So with that background I'll say this: as of a few years ago, I was starting to get shooting neck pains whenever I got a hard impact through the seat on my hardtails. It scared me a few times. With a FS bike, this just doesn't happen. If I'm doing a pure road ride, or road plus a little gravel, I'll ride one of the rigid bikes. But if bumps and dirt are a big feature of the ride, i want my FS bike. I'm 52. I imagine this bias will only increase as I age. And I agree with other posters: the dropper post is more of a game-changer than 1x shifting, maybe more than full suspension (especially for a young rider without neck/back issues). I consider a dropper post to be necessary for a bike to be considered a proper mountain bike now.

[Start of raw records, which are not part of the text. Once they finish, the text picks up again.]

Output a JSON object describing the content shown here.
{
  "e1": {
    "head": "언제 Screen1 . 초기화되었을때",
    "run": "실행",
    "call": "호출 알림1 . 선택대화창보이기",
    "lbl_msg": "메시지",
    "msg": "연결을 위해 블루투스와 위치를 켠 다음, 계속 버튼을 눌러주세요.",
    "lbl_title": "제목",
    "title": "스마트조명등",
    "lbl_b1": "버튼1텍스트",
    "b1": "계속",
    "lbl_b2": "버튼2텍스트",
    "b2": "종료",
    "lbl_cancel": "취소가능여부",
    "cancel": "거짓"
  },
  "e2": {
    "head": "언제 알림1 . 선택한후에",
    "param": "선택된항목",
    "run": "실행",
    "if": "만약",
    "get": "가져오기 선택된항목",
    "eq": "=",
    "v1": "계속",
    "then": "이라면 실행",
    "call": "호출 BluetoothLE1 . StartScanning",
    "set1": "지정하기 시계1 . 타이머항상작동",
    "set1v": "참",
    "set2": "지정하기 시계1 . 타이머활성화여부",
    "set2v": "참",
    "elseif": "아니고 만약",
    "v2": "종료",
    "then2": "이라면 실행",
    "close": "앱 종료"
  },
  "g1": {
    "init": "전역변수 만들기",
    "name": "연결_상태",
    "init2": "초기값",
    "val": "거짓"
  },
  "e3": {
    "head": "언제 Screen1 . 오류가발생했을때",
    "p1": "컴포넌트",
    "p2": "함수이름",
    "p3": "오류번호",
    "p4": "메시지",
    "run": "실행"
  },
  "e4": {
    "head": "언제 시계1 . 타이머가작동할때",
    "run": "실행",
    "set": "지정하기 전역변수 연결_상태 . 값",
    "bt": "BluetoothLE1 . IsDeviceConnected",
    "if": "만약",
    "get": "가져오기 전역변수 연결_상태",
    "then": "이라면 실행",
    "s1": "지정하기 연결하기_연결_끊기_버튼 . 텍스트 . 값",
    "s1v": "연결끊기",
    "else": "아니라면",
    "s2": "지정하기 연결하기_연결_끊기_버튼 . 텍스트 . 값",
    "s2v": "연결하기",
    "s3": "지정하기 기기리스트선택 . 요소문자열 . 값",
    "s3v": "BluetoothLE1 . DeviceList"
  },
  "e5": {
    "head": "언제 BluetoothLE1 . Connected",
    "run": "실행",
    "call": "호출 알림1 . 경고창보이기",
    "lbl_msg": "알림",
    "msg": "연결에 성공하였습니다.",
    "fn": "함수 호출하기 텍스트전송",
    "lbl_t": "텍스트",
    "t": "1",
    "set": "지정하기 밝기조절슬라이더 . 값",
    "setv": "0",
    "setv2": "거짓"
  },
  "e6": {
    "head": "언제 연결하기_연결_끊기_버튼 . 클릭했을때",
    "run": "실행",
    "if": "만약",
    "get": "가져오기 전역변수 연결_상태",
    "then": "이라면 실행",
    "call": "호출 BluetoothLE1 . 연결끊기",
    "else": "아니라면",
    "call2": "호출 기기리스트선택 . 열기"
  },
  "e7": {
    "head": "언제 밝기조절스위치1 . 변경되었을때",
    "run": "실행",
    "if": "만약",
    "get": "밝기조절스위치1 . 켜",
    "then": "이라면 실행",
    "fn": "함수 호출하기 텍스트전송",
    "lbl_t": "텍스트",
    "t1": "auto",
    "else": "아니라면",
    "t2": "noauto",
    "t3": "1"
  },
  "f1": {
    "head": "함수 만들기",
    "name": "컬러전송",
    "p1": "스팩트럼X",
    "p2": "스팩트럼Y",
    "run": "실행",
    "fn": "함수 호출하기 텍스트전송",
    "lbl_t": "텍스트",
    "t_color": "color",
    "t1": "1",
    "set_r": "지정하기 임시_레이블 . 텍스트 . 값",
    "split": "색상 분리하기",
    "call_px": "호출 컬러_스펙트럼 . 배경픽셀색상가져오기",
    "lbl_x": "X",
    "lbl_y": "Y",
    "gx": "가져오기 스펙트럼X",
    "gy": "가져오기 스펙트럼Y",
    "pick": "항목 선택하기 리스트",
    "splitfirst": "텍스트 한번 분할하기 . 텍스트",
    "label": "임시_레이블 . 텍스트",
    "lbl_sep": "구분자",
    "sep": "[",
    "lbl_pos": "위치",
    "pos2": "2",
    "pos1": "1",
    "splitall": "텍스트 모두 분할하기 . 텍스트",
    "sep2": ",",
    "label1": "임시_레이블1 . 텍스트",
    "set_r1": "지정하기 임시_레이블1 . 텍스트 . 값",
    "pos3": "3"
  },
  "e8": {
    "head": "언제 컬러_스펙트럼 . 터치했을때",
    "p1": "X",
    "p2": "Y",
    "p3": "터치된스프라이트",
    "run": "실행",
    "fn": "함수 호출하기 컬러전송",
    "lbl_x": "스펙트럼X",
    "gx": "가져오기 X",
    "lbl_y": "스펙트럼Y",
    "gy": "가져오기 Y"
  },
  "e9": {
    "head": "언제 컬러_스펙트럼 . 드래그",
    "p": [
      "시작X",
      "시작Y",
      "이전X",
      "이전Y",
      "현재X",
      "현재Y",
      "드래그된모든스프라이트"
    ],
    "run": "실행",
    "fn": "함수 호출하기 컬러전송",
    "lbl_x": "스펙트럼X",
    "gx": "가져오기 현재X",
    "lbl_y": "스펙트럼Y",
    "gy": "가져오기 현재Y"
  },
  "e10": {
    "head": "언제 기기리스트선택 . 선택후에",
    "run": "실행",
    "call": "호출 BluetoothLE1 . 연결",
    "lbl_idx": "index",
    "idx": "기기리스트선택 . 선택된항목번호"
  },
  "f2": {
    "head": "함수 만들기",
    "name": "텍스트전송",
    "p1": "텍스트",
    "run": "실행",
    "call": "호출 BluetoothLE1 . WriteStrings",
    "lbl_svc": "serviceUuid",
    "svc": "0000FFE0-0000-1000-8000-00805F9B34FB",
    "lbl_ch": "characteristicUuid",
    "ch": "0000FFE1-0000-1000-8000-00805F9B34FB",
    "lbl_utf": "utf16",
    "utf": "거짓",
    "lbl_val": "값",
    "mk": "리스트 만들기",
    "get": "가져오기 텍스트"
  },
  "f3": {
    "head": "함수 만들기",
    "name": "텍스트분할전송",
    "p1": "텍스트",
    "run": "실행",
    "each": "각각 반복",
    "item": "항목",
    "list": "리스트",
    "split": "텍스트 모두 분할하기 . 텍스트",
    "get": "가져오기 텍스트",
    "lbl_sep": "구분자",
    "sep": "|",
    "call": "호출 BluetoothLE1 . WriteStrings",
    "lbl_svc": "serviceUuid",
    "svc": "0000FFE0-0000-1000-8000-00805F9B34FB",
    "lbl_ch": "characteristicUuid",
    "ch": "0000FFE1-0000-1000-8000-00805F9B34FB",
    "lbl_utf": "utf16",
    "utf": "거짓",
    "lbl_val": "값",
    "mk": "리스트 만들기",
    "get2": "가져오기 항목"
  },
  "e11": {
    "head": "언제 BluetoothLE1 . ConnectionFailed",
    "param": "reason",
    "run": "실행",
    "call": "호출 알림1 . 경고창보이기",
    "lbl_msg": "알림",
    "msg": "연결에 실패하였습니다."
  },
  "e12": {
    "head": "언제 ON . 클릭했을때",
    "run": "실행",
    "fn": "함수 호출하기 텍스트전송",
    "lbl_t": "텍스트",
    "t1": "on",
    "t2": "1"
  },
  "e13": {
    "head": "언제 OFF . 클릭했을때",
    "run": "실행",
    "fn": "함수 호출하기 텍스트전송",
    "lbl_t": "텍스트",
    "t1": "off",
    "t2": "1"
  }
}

Funny--I know people who go out of their way to "underbike." But for me "overbike" is the way to go. What's the downside? I get a better workout!


----------



## Rngspnr (Feb 15, 2016)

I have a full squish Evil Following and a Dartmoor Primal 27.5+ hardtail. I find the opposite for me as far as back pain between HT and FS. I find on my FS I encounter more lower back stress than on my hardtail. I think it's because on my hardtail i'm forced to use my arms and legs more as my suspension so i'm not in the saddle as much as on my FS. I think on my FS I rely on the suspension to suck up the trail roughness and some of that gets transferred up through my back. I could also be that it seems to take a bit more body effort to clear features on the FS than the HT.


----------